(Source: Meridian Magazine; By: Maurine Proctor)
Dearest daughter,
In a few days you will be married and I will watch you close the door on your childhood with poignancy. You will pack your youth away like a dress you outgrew, and I confess I will miss everything about your presence in this house. I think I will run into your room to tell you something, and I’ll be surprised that you’re not there.
I want to give you a parting gift—my thoughts on how to be joyfully happy in marriage. These keys are easier to say than to accomplish, but I trust that in the journey ahead you will understand what to do—and perhaps in just the right moment they will come back to you.
This counsel I give to both.
Marrying across an Altar
The altar in the temple at which you will kneel is profoundly significant. It is an altar that symbolizes the great, atoning sacrifice of our Savior. Why would the Lord have us sealed across this altar? This is the great secret.
You know that His atonement means at-one-ment, and it is through this stunning, unimaginable gift that we can again be reconciled to God, made at-one with him, our face turning home again, the veil rent.
Surprisingly, it is also through the Lord’s atonement that we become one with each other, that two who have lived their lives separately and singly can be joined for eternity, never to be entirely separated again.
Oneness in marriage is actually made possible through the atonement and the gradual change and expansion in us that is promised if we accept this gift. We are to leave behind our old, smaller selves.
Satan’s work is to scatter and divide us. The Greek word for Satan is “diabolos” meaning to divide or separate. This name means “He who places division.”
It was Satan’s work to scatter the Children of Israel, and the Lord’s to gather them in one again. Those who ultimately live in Zion will be of one heart. Satan sows division. The Lord invites us to oneness.
So there you’ll be, kneeling across an altar symbolizing that opportunity for the oneness you seek—and it will come if you are both willing to accept the Lord’s gift of grace that this altar symbolizes.
We come to each other in marriage incomplete and somewhat fragmented. We are still children about so many things. The Lord says, “I will take you on a journey to wholeness. The broken things in you I can mend. The incompletion, I can complete.”
The promises for this journey are more than finite minds can comprehend, but the sacrifice is not just Christ’s–it will involve your sacrifice as well—the sacrifice of a broken heart and a contrite spirit. You must be willing to grow, discard the parts of you that are small and contracted. You must shed parts of yourself that are burdening the way—even your favorite, most habitual, and long justified weaknesses.
Oh, that is hard! Happiness is built on repentance and changing–and expanding yourself is happily not your job alone. Christ has taken that on long ago.
It may be tempting to think that you have come to this altar to change your new husband. If you don’t think it now, there may be times in the future you might be convinced that is your job.

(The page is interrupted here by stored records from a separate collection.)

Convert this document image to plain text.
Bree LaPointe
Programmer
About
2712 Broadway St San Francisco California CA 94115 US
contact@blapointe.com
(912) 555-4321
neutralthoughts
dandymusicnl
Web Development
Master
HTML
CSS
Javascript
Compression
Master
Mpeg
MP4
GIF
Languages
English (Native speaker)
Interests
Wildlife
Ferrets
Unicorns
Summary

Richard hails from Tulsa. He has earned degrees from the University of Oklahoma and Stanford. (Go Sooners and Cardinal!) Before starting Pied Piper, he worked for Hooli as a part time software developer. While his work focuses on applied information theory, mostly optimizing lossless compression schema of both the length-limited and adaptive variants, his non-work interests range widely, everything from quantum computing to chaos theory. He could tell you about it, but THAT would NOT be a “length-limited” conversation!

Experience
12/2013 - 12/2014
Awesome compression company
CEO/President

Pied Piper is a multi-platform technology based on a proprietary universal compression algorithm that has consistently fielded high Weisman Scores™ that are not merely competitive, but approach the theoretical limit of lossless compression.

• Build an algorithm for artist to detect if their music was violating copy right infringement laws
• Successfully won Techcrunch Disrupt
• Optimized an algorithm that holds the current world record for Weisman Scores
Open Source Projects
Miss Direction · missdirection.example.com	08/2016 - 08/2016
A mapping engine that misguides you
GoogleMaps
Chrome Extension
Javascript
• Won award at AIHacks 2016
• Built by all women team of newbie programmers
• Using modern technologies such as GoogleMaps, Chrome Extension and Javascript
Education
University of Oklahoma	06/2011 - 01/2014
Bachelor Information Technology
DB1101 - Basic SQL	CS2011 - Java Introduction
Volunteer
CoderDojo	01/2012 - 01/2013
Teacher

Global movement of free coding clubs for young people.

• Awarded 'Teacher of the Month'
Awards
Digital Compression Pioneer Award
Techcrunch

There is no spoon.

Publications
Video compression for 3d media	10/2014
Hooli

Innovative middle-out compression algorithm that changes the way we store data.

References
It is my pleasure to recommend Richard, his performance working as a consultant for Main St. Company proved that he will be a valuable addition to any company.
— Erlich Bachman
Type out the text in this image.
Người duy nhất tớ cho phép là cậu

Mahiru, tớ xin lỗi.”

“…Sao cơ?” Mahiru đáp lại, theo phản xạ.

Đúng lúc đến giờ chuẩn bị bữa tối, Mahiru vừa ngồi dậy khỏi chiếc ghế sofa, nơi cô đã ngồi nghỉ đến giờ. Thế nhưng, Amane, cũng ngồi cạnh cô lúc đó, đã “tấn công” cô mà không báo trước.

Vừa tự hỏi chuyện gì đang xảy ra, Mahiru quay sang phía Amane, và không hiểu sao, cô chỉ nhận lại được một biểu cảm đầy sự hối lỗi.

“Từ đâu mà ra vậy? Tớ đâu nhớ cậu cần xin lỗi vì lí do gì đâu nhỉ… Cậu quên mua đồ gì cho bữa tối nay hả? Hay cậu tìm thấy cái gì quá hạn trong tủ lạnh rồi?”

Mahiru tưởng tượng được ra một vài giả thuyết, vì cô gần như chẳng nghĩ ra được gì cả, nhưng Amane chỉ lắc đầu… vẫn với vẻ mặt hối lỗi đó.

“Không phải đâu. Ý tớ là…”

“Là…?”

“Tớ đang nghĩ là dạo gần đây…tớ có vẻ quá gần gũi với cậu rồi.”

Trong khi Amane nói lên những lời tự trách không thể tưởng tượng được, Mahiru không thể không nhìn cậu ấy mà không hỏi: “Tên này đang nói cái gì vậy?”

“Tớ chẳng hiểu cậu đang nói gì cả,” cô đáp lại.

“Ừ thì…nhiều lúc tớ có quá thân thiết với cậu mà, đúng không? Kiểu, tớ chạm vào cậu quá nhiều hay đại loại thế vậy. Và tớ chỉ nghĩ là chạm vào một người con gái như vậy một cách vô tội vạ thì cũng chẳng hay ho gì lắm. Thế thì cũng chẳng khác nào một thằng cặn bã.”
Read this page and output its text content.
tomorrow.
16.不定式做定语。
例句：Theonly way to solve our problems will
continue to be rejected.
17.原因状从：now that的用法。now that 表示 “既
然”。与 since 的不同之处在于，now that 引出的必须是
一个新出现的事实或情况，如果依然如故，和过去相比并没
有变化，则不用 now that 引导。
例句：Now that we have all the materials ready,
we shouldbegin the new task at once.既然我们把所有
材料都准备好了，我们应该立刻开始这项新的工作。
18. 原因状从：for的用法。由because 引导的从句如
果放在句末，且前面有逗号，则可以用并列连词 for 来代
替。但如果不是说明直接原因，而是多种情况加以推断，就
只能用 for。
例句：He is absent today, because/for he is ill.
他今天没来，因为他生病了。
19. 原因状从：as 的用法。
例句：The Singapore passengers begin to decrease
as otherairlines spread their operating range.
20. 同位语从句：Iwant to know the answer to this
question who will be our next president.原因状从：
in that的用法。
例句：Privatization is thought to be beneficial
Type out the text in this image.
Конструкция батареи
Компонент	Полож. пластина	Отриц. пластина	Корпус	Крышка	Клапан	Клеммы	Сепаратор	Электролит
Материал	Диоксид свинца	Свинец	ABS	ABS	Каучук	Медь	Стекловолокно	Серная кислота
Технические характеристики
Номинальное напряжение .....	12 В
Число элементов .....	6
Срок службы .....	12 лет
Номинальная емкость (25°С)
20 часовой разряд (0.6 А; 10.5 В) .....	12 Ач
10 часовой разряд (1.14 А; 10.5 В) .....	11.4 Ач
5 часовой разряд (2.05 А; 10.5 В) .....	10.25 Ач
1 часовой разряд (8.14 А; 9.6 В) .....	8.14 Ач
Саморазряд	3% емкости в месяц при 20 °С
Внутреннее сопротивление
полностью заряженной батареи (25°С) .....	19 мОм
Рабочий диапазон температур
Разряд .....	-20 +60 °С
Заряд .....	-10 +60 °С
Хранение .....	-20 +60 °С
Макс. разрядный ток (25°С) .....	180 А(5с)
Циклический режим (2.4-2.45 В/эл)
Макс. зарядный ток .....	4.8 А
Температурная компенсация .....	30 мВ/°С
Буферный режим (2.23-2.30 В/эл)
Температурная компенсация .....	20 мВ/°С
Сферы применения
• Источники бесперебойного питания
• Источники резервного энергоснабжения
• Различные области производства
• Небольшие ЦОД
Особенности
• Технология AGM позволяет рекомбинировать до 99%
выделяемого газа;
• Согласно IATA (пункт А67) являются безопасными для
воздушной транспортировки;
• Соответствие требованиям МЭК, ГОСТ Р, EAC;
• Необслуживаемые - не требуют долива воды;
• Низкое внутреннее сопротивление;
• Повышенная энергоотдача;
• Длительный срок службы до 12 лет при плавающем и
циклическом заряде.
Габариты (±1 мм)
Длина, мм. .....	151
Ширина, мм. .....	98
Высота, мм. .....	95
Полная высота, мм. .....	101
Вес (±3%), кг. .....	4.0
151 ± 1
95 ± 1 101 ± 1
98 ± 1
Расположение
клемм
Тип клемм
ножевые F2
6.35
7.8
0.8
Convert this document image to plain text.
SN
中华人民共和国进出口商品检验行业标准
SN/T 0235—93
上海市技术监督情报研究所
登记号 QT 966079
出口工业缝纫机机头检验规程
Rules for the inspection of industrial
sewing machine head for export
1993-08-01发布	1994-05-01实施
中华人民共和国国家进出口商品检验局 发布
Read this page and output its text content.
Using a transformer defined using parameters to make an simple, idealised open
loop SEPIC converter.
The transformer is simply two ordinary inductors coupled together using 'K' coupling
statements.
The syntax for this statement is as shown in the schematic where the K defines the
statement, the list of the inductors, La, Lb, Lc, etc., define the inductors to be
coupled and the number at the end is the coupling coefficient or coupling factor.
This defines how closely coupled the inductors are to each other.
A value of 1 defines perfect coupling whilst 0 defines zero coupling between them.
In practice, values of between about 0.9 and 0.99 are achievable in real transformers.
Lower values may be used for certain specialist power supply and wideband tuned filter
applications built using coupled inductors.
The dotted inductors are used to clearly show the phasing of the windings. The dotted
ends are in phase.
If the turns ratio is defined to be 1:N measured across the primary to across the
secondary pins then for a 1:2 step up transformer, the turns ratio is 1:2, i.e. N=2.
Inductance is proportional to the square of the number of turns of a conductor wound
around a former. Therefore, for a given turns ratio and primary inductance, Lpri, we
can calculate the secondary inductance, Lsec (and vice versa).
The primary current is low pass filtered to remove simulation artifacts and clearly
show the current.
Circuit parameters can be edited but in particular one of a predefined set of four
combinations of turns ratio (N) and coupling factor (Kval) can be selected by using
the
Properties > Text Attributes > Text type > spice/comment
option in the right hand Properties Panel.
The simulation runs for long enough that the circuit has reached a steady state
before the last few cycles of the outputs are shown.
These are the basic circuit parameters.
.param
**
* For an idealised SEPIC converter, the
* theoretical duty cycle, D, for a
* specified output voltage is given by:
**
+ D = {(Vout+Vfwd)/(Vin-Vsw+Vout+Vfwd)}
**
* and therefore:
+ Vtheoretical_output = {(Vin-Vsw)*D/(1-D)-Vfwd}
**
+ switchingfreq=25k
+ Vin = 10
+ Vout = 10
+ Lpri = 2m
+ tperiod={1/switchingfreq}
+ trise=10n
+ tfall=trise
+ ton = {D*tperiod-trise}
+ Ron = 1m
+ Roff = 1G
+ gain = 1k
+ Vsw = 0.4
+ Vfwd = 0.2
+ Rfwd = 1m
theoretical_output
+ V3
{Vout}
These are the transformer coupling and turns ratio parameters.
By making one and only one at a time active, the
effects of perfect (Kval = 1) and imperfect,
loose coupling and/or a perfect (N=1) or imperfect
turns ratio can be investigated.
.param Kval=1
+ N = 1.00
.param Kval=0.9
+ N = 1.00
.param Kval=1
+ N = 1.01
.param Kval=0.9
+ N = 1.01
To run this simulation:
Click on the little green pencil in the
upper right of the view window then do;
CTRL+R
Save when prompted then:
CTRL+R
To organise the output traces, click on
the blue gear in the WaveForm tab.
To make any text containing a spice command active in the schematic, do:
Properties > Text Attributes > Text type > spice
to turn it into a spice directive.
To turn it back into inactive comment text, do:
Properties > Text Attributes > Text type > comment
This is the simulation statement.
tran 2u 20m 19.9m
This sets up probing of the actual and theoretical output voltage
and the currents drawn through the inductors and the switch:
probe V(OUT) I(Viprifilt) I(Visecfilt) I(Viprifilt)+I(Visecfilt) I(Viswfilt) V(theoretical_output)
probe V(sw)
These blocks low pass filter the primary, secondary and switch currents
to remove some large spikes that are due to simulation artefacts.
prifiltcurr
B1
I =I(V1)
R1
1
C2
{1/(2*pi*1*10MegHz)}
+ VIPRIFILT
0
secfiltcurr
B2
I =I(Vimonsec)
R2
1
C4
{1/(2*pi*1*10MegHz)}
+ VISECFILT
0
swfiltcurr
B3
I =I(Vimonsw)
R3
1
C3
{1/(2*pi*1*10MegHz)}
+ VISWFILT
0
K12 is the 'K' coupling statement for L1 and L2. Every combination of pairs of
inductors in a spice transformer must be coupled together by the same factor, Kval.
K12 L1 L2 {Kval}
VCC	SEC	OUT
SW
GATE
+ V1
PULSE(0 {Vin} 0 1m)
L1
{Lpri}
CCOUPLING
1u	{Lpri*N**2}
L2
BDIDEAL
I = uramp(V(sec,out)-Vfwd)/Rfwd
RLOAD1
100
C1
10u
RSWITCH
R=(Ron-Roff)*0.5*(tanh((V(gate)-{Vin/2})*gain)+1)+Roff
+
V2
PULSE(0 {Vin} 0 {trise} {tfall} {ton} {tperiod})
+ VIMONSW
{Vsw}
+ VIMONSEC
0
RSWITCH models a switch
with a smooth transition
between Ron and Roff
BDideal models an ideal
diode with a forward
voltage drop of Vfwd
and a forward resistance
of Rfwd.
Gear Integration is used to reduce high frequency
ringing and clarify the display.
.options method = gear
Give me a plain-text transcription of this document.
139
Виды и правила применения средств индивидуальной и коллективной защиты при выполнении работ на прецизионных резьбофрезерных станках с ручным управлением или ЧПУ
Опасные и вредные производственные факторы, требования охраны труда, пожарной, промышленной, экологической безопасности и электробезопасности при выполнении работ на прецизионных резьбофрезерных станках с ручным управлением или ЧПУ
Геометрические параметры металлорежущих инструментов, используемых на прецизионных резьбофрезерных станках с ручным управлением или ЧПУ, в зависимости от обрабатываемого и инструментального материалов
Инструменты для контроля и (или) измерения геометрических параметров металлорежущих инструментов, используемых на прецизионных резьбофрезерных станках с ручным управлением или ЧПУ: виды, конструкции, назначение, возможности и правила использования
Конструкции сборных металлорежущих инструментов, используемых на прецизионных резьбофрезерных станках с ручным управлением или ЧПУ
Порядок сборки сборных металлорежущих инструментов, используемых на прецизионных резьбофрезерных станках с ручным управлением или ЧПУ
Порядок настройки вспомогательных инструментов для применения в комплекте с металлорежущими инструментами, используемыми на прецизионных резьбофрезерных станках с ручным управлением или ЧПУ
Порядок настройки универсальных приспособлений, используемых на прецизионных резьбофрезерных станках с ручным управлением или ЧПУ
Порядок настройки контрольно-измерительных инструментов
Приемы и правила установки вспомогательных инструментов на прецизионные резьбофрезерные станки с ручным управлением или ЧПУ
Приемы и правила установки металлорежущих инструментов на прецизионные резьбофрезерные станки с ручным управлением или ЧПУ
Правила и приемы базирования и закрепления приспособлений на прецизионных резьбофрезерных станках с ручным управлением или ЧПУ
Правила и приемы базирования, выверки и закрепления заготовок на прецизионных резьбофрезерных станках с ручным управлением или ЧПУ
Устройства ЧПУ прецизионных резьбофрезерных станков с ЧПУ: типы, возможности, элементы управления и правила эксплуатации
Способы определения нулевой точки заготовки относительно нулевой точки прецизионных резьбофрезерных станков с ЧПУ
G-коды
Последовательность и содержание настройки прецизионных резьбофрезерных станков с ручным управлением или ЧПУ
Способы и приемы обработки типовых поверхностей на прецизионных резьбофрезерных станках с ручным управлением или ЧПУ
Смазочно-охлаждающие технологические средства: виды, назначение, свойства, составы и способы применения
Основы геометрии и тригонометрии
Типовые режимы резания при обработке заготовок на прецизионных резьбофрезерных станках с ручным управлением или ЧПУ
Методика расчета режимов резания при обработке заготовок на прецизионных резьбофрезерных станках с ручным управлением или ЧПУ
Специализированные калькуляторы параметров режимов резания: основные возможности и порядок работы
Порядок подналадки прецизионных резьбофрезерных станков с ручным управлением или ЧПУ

It is tempting to think you have a better plan for his way of being. But be very wary of having a plan for how anyone can change. When you are dealing with another person’s identity, you are on sacred ground. Take off your shoes where you stand.
If you will both remember this temple altar and be devoted to the Lord who unites you, He will change both of you as you submit your heart to Him. You don’t need to do His work for your spouse.
A repenting couple is a happy couple–repenting particularly in the sense that you are both humble and willing to enlarge your understanding and perspective, willing to change what is trivial and weak about yourself.
Both of you can remember that you are coming to marriage to take a journey together back into the Lord’s presence. That means you are both committed to finding an expanded, better version of yourself and you trust that the Lord’s gift can work this in you. It is, in fact, only the Lord’s gift that can work this in you.
Create Holy Habits
Couples create a culture together. It is their own new world that they create. You’ve seen couples who become fat together or sloppy together or mean spirited together.
From this moment onward, you will be the greatest influence in each other’s life. Decide to become devoted disciples of Jesus Christ together. Pray together morning and night. Life will be hectic and demanding. You may feel that there is so much to do that you have to just hit the ground running to even survive. But build into your very system this unshakeable habit of talking to the Lord together.
This comes with some really practical advice. Go to bed at the same time. That bedtime practice matters because this is your time to talk, to download your day, to share your sorrows and find your solutions—and, of course, say your prayers.
In your prayers remember to express your gratitude for each other in the most specific ways. Be grateful for the gifts you gave each other that day and the service that was rendered. Watch each day for the inspiration that the Lord has given you. Remember it and thank him aloud and specifically in your prayers for His gift to you this day.
Of course read your scriptures, attend the temple, watch for opportunities to serve. Say to yourselves from the beginning, this is who we are, this is what we do.
This is like a mission statement for you as a couple. Put it in place as a foundation and then when the winds blow, when life is wearying, when you are overwhelmed, you have these holy habits in place—and then everything is easier.